Geçer, Türkiye'de şu anda en ucuz şeyin döviz ve emtialar olduğunu belirtirken, 14 Mayıs seçimlerinin ardından yaşanması muhtemel bir 'kur krizi' öncesinde pozisyon almanın mantıklı olacağına dikkat çekti.
Gelecek aylarda yaşanacak olaylara yönelik detaylar paylaşan Geçer, şu ifadeleri kullandı:
"Altının yükselişi için temel olarak 2 faktör bulunuyor. Bunlardan birincisi ABD Merkez Bankası (FED) tarafından faizlerin yükseltilmeyeceğine yönelik net bir mesaj gelmesi. Son açıklanan ekonomik veriler ve 21-22 Mart tarihinde yapılan FED toplantısının tutanaklarından anlıyoruz ki, piyasalara bu mesaj şu an için verilmiş durumda.
Geçtiğimiz aylarda herkesin beklentisi Mayıs ve Haziran aylarında 25 baz puanlık bir artış yapılması, sonrasında ise gelecek verilere göre beklemeye geçilmesiydi ancak ABD'de ekonomi beklenenden daha erken soğutulmuş durumda. Bu yüzden şu anda görünen o ki, FED son olarak Mayıs ayında bir 25 baz puanlık artış yapacaktır.
Ancak bu demek değildir ki, yılın geri kalan kısmında bir indirim kararı alınacak. Öncelikle 2023 sonuna kadar faizlerde bir indiri beklemek çok iyimserlik olur. Altının yükselmesi için de böyle bir şeye gerek yok. Faiz kararları ve sıkı para politikaları altında ezilerek beklediği yükselişi gerçekleştiremeyen ons, şu anda hiçbir engel tanımadan zirveye doğru ilk adımlarını attı.

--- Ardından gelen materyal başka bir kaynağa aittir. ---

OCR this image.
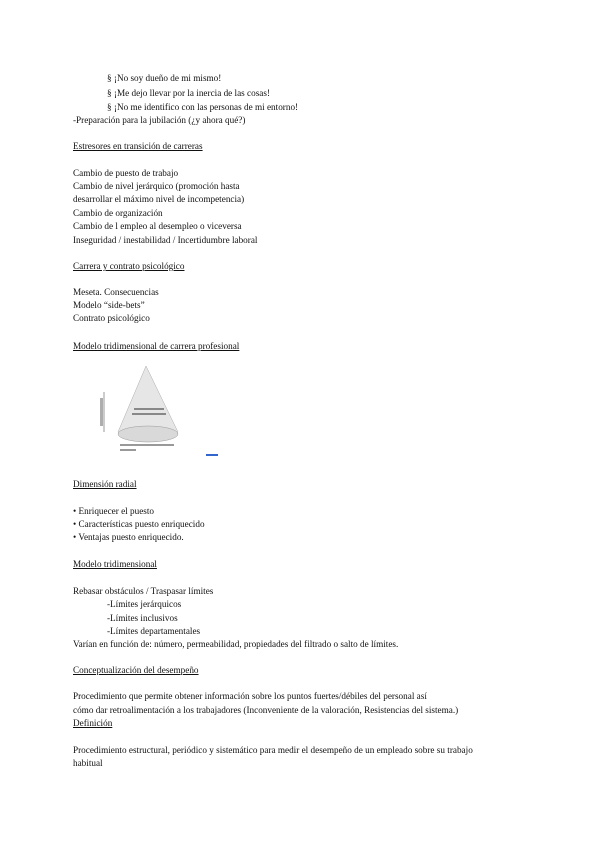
§ ¡No soy dueño de mi mismo!
§ ¡Me dejo llevar por la inercia de las cosas!
§ ¡No me identifico con las personas de mi entorno!
-Preparación para la jubilación (¿y ahora qué?)
Estresores en transición de carreras
Cambio de puesto de trabajo
Cambio de nivel jerárquico (promoción hasta
desarrollar el máximo nivel de incompetencia)
Cambio de organización
Cambio de l empleo al desempleo o viceversa
Inseguridad / inestabilidad / Incertidumbre laboral
Carrera y contrato psicológico
Meseta. Consecuencias
Modelo “side-bets”
Contrato psicológico
Modelo tridimensional de carrera profesional
Dimensión radial
• Enriquecer el puesto
• Características puesto enriquecido
• Ventajas puesto enriquecido.
Modelo tridimensional
Rebasar obstáculos / Traspasar límites
-Límites jerárquicos
-Límites inclusivos
-Límites departamentales
Varían en función de: número, permeabilidad, propiedades del filtrado o salto de límites.
Conceptualización del desempeño
Procedimiento que permite obtener información sobre los puntos fuertes/débiles del personal así
cómo dar retroalimentación a los trabajadores (Inconveniente de la valoración, Resistencias del sistema.)
Definición
Procedimiento estructural, periódico y sistemático para medir el desempeño de un empleado sobre su trabajo
habitual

Özellikle artık FED kanadından bir faiz artırımı gelmeyeceğine yönelik piyasalarda kesin bir kanaat oturmaya başladığında, altının jet motorları yeniden ateşlenecektir. Bu emareler de haziran başlarında ortalığa çıkmaya başlar. İşte bu aylardan önce pozisyon almak, ve bence şu anda 'dip fiyat' sınırında olan altına yön çevirmek mantıklı olacaktır.

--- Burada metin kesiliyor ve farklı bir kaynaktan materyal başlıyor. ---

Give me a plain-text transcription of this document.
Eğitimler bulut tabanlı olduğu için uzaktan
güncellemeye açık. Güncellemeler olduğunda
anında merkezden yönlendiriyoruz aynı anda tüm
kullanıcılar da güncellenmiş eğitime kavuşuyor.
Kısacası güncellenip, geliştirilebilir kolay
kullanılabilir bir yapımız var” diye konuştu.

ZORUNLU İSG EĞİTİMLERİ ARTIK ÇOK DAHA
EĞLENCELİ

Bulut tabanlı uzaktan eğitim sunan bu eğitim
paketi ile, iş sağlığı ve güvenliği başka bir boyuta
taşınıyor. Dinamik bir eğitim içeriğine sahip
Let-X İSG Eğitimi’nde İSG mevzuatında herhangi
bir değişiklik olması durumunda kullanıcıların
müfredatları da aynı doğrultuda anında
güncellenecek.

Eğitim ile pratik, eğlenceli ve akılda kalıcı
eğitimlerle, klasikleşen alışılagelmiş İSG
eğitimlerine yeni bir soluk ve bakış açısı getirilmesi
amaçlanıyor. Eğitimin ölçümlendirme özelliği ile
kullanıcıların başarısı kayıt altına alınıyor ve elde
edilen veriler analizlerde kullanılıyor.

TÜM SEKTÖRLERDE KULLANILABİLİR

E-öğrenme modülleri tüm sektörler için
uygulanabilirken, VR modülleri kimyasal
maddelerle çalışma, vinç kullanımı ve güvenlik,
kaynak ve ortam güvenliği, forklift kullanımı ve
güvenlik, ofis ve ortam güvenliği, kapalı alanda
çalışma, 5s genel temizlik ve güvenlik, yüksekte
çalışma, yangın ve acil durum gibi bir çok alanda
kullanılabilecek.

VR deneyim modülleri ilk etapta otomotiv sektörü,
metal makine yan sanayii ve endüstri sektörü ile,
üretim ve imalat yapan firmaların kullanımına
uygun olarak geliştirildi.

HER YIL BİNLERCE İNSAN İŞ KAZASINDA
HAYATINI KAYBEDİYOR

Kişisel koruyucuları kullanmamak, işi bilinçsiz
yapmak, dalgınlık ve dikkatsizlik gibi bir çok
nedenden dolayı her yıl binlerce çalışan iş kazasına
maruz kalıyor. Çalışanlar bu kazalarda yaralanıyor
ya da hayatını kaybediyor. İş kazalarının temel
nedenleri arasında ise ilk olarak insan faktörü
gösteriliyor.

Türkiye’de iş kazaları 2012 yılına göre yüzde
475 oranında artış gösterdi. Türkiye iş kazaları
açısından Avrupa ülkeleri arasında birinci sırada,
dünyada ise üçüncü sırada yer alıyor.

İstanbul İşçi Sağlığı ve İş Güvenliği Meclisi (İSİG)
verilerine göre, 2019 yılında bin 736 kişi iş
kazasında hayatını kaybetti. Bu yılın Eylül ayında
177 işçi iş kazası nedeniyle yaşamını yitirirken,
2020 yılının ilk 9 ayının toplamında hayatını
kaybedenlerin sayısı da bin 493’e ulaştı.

ASKERİ BİR KRİZ ALTININ ALEVİNİ YÜKSELTEBİLİR
Altın fiyatlarında ikinci etmen ise uluslararası piyasalarda yaşanması muhtemel bir kriz. Bunu elbette kestirmek zor ancak geçtiğimiz yıllarda covid pandemisi, Rusya-Ukrayna arasındaki savaşlar gibi dünyayı etkileyecek bir hadisenin yaşanması, zaten yükselecek olan altını daha da ateşlendirecektir. Bunu elbette muhtemel senaryoda hesaplamaya katmaya gerek yok. Zaten yaşanacak yükseliş için böyle bir krize de gerek yok. IMF ve Dünya Bankası başta olmak üzere tüm finans kuruluşları, gelecek 10 yıl için karamsar bir tablo ortaya koymakta. Hal böyleyken, ekonominin sıkıntı verdiği bir süreçte doğal olarak altın değerlenmeye devam edecektir.

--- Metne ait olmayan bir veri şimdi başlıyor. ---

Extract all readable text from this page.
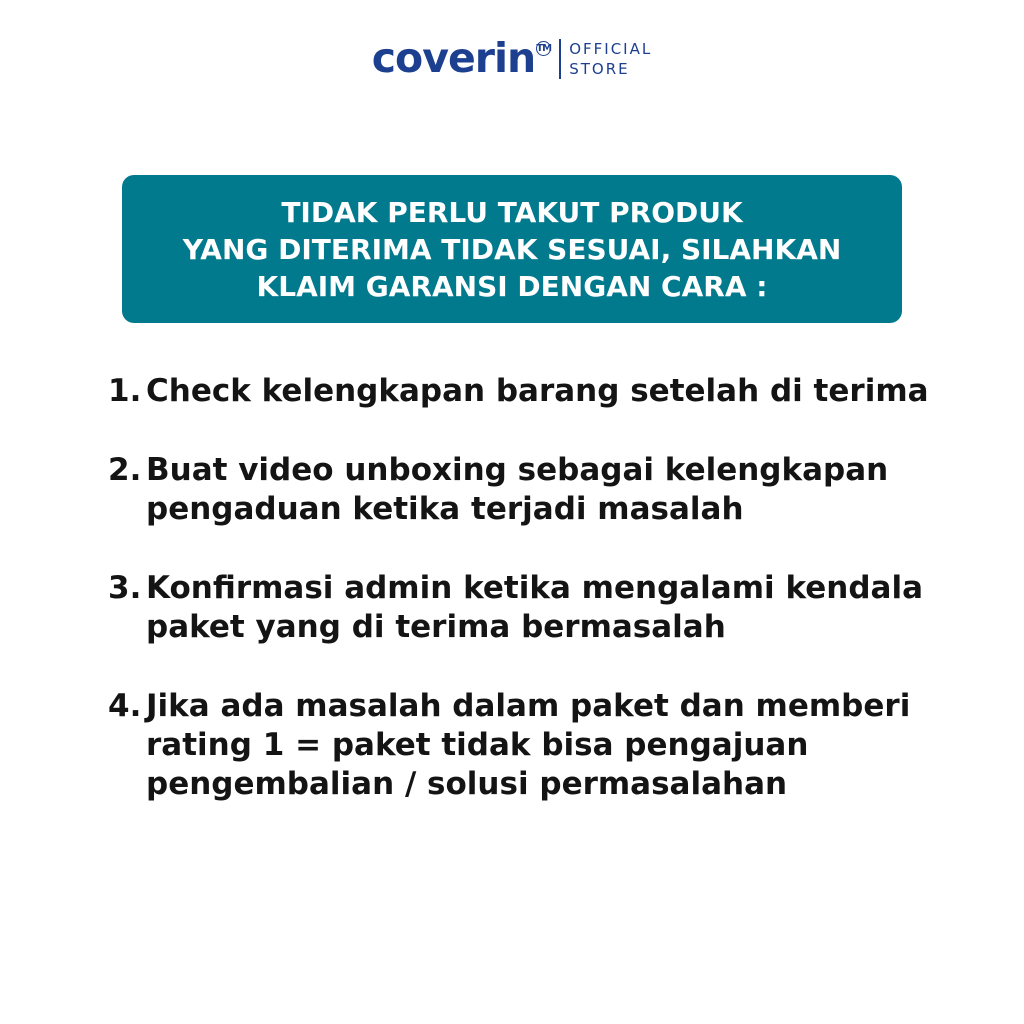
coverin TM OFFICIAL
STORE
TIDAK PERLU TAKUT PRODUK
YANG DITERIMA TIDAK SESUAI, SILAHKAN
KLAIM GARANSI DENGAN CARA :
1. Check kelengkapan barang setelah di terima
2. Buat video unboxing sebagai kelengkapan
pengaduan ketika terjadi masalah
3. Konfirmasi admin ketika mengalami kendala
paket yang di terima bermasalah
4. Jika ada masalah dalam paket dan memberi
rating 1 = paket tidak bisa pengajuan
pengembalian / solusi permasalahan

EMTİALAR İÇİN ALIM FIRSATI DEVAM EDİYOR MU?
Şu anda 2050 dolar bandının ardından yeniden büyük bir geri çekilme yaşandı haftanın kapanış seansında. Ancak böyle bir teknik düzenleme zaten bekleniyordu. "Altın için zirve fiyatı gördük" yorumlarına kesinlikle katılmıyorum, şu an hala oldukça ucuz bir parite mevcut. 14 Mayıs seçimlerinden sonra sandıktan kim zaferle çıkarsa çıksın kısa sürede bir döviz yükselişi yaşanması kaçınılmaz gözüküyor.
Bu nedenle altın tarafı, ons kaynaklı bir artış yaşarken, dolar/TL kurunun da yukarı doğru hareket etmesi nedeniyle çift taraftan destek almış bir sıçrama söz konusu olacaktır. Şu anda seçimlerin öncesinde Türkiye'de enflasyon fazla, fiyatlar pahalı ama bazı şeyler çok ucuz. Döviz ve emtialar çok ucuz. Çünkü seçim ekonomisi nedeniyle aylardır piyasaları baskılayan bir Türkiye Cumhuriyet Merkez Bankası (TCMB) bulunuyor.
Bu baskı sürdürülebilir bir durumda değil. Millet İttifakı'nın kazanması halinde, liyakatli atamalar ve bağımsız kuruluşlar ile kısa sürede ekonomi toparlanacaktır ancak seçimin ardından birkaç aylık sürede kurda bir artış yaşanması oldukça muhtemel. Cumhur İttifakı'nın devam etmesi halinde ise yorum yapmaya gerek yok. Uluslararası finans kuruluşları, kredi derecelendirme şirketleri zaten bizim yerimize gerekli yorumu yapmışlar. Dolar için 30-35 TL tahminleri bulunuyor 2023 sonuna kadar şayet AKP iktidarının devam etmesi halinde. Bu yüzden verilecek karar, ekonomi yönetimi 180 derece farklı olan iki adaydan hangisinin kazanacağı, Türkiye'de yaşayan insanların da ekonomik kaderini belirleyecek bir hadise olacak.